I’m also glad that when the time came that I wanted to pick up a guitar a few years later, I decided not to take traditional lessons. Looking back at it now, I’d say it would have been about a 50/50 chance that I would have quit that too. I wanted to learn to play Nirvana songs, and playing “Mary Had A Little Lamb” to perfection before I could do it very well might have dulled the sharp edge of my youthful musical passion. Instead, I did it by myself. I started with Nirvana’s cover of David Bowie’s “The Man Who Sold The World” from their Unplugged album. That single note guitar line is actually simpler than “Mary Had a Little Lamb”, but somehow it was so much more rewarding to me when I was able to play it along with the recording. After I had perfected the single-note line, I turned my attention to the chords themselves. I bought a tab-book for the album and figured it out, and played along with that song for hours on end until I got it.

At this point I feel like I’m at risk of deriding the idea of music lessons, which is certainly not my intention. I think music lessons are a great thing, as long as they are undertaken with some kind of relevant context in mind. I’ve never given a musical lesson, but I can tell you that if I ever do, it will be from a very personal and very individualized perspective based on the student. What kind of sounds does the student hope to make? If you make that happen, it’s the possibility of igniting a lifelong growing process. If you just buy a “How to play crappy songs that are familiar, but no one actually likes them” book and build a lesson-plan from that (and charge $30+ an hour), it’s a recipe for disinterest. It’s so simple, yet such a rare point of view.

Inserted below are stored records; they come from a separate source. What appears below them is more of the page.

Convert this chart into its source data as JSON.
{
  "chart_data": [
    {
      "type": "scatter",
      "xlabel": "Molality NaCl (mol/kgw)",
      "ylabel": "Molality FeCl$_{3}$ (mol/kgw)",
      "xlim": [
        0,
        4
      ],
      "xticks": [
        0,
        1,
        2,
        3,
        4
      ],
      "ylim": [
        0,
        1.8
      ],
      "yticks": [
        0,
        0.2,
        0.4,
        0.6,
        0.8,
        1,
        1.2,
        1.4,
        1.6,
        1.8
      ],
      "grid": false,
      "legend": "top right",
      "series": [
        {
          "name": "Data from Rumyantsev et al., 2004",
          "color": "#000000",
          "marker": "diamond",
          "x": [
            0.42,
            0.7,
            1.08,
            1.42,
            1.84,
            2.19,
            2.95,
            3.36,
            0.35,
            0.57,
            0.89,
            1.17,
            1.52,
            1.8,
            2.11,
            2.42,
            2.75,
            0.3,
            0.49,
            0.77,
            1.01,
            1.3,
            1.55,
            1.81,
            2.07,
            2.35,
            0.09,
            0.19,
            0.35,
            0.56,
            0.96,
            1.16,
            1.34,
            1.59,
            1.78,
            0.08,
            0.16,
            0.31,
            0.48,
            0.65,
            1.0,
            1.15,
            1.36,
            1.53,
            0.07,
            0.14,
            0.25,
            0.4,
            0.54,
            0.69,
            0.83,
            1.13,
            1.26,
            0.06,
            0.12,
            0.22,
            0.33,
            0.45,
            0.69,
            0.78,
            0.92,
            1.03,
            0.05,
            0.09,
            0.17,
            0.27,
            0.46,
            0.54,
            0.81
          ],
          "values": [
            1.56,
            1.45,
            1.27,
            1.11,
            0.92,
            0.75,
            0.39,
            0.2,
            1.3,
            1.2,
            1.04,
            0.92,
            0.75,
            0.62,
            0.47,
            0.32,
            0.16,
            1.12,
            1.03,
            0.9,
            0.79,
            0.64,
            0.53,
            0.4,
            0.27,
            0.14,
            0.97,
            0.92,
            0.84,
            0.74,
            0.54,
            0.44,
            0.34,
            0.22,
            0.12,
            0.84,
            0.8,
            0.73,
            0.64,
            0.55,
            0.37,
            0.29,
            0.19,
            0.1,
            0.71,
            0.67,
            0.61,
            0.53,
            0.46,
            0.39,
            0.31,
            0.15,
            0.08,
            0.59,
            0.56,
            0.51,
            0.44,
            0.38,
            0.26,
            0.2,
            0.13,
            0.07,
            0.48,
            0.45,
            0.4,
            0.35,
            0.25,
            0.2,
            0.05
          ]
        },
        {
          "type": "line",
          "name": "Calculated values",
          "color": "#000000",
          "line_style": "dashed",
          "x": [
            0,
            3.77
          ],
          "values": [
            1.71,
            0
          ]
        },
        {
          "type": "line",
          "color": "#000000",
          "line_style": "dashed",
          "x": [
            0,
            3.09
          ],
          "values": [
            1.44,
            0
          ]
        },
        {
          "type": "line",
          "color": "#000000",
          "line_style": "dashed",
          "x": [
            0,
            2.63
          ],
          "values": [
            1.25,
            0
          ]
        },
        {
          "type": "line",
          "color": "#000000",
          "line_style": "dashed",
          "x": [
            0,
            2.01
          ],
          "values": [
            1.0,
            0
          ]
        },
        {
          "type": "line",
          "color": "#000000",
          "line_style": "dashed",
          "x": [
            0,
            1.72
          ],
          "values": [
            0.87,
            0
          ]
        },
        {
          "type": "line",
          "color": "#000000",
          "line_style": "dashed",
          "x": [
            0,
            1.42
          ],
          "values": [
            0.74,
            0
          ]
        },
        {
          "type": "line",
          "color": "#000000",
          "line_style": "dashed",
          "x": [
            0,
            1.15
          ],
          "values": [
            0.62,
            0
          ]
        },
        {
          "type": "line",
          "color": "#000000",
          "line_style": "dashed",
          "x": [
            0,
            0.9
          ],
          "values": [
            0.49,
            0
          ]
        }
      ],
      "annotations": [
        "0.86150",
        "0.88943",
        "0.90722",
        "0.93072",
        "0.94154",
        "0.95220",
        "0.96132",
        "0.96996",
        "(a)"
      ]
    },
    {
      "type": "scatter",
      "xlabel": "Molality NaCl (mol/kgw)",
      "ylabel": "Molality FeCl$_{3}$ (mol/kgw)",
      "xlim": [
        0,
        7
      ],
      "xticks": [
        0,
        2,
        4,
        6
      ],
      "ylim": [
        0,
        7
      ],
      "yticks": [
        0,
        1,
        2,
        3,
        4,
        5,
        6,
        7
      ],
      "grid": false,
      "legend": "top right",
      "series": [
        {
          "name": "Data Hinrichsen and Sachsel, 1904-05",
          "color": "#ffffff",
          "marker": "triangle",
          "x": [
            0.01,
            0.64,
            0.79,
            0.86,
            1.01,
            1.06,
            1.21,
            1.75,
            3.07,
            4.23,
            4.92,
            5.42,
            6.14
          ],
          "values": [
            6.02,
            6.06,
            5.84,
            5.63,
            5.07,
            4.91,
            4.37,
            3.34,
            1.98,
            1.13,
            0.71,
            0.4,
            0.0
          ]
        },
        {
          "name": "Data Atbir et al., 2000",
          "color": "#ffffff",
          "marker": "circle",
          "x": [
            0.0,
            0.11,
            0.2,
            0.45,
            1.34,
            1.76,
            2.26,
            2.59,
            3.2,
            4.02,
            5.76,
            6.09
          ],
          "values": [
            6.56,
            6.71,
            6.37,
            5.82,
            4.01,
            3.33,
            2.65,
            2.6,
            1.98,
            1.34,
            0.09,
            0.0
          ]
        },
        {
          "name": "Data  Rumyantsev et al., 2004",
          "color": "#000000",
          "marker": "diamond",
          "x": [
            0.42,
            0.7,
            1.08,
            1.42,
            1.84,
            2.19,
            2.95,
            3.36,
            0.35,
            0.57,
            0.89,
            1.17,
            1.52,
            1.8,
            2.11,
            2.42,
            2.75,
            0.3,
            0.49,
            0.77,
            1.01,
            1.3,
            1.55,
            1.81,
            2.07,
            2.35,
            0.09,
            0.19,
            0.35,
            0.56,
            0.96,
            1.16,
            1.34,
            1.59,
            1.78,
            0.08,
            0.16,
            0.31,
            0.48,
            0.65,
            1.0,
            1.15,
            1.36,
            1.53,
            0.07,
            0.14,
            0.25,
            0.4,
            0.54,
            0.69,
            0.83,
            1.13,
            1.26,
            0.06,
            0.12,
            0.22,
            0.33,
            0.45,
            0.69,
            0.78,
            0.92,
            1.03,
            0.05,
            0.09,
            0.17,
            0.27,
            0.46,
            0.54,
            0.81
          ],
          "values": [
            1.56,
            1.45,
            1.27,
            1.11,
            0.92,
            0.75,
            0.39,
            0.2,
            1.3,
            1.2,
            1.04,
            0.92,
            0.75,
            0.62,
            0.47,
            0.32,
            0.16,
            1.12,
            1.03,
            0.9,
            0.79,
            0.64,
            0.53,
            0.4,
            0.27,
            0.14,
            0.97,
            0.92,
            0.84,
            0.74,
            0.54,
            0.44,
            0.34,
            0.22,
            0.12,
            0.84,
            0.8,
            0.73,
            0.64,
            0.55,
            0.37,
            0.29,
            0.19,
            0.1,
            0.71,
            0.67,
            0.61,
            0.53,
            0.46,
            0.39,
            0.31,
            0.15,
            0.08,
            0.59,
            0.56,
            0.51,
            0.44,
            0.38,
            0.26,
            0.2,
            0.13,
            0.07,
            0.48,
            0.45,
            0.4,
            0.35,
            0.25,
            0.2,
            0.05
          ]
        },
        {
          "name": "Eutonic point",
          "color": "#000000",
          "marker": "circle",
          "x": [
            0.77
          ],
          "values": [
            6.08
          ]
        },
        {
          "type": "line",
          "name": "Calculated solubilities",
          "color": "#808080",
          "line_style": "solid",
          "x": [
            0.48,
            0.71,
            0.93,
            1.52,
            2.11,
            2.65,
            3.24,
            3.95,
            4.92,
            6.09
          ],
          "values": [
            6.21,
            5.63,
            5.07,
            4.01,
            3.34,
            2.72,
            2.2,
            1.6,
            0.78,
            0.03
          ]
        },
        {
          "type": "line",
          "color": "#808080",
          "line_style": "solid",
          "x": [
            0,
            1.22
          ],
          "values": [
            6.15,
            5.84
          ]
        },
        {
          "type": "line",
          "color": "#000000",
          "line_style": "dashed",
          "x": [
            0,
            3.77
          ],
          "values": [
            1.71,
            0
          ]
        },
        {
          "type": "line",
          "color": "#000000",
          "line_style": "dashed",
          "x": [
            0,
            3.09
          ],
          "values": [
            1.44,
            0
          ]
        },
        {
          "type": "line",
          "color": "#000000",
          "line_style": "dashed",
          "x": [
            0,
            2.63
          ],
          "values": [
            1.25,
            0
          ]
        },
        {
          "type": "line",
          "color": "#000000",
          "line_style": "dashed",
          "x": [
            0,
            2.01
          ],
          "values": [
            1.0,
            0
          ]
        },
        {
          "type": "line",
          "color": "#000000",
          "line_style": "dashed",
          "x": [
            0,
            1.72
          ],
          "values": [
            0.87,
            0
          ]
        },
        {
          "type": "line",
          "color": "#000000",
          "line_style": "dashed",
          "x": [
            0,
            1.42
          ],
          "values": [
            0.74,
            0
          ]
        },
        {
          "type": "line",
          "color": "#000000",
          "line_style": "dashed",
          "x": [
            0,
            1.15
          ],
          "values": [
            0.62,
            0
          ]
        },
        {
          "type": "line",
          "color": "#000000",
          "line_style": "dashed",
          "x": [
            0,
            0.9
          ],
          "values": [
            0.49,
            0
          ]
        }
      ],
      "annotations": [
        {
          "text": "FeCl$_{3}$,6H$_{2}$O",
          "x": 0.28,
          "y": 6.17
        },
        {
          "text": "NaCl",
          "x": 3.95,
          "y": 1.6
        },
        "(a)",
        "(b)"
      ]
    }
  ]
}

Anyway, back to the original point. I have an accordion, and I have no idea how to play it. But if you’re a fan, you WILL hear it at some point because I have fun playing with it. I don’t know how to play the harmonica either, and it can actually be heard faintly in the background on a few tracks on the first album. I got a cheap set of harmonicas and did just enough to be able to do what I wanted to do at the time. If I put my mind to it, I believe I could be a good harmonica player.. but I’m ok and at terms with where I am. I guess what this is all leading to, is the point that you don’t have to fully master something if mastery is not what you hope to achieve. But if you want to be great at something, do it.

Musically or otherwise, just do what makes you happy. If you accomplish that, the rules of success are re-written for you every day as you proceed in life. If you pick someone else's mold and stick yourself in it, you already know what you’re going to be. Where’s the adventure in that?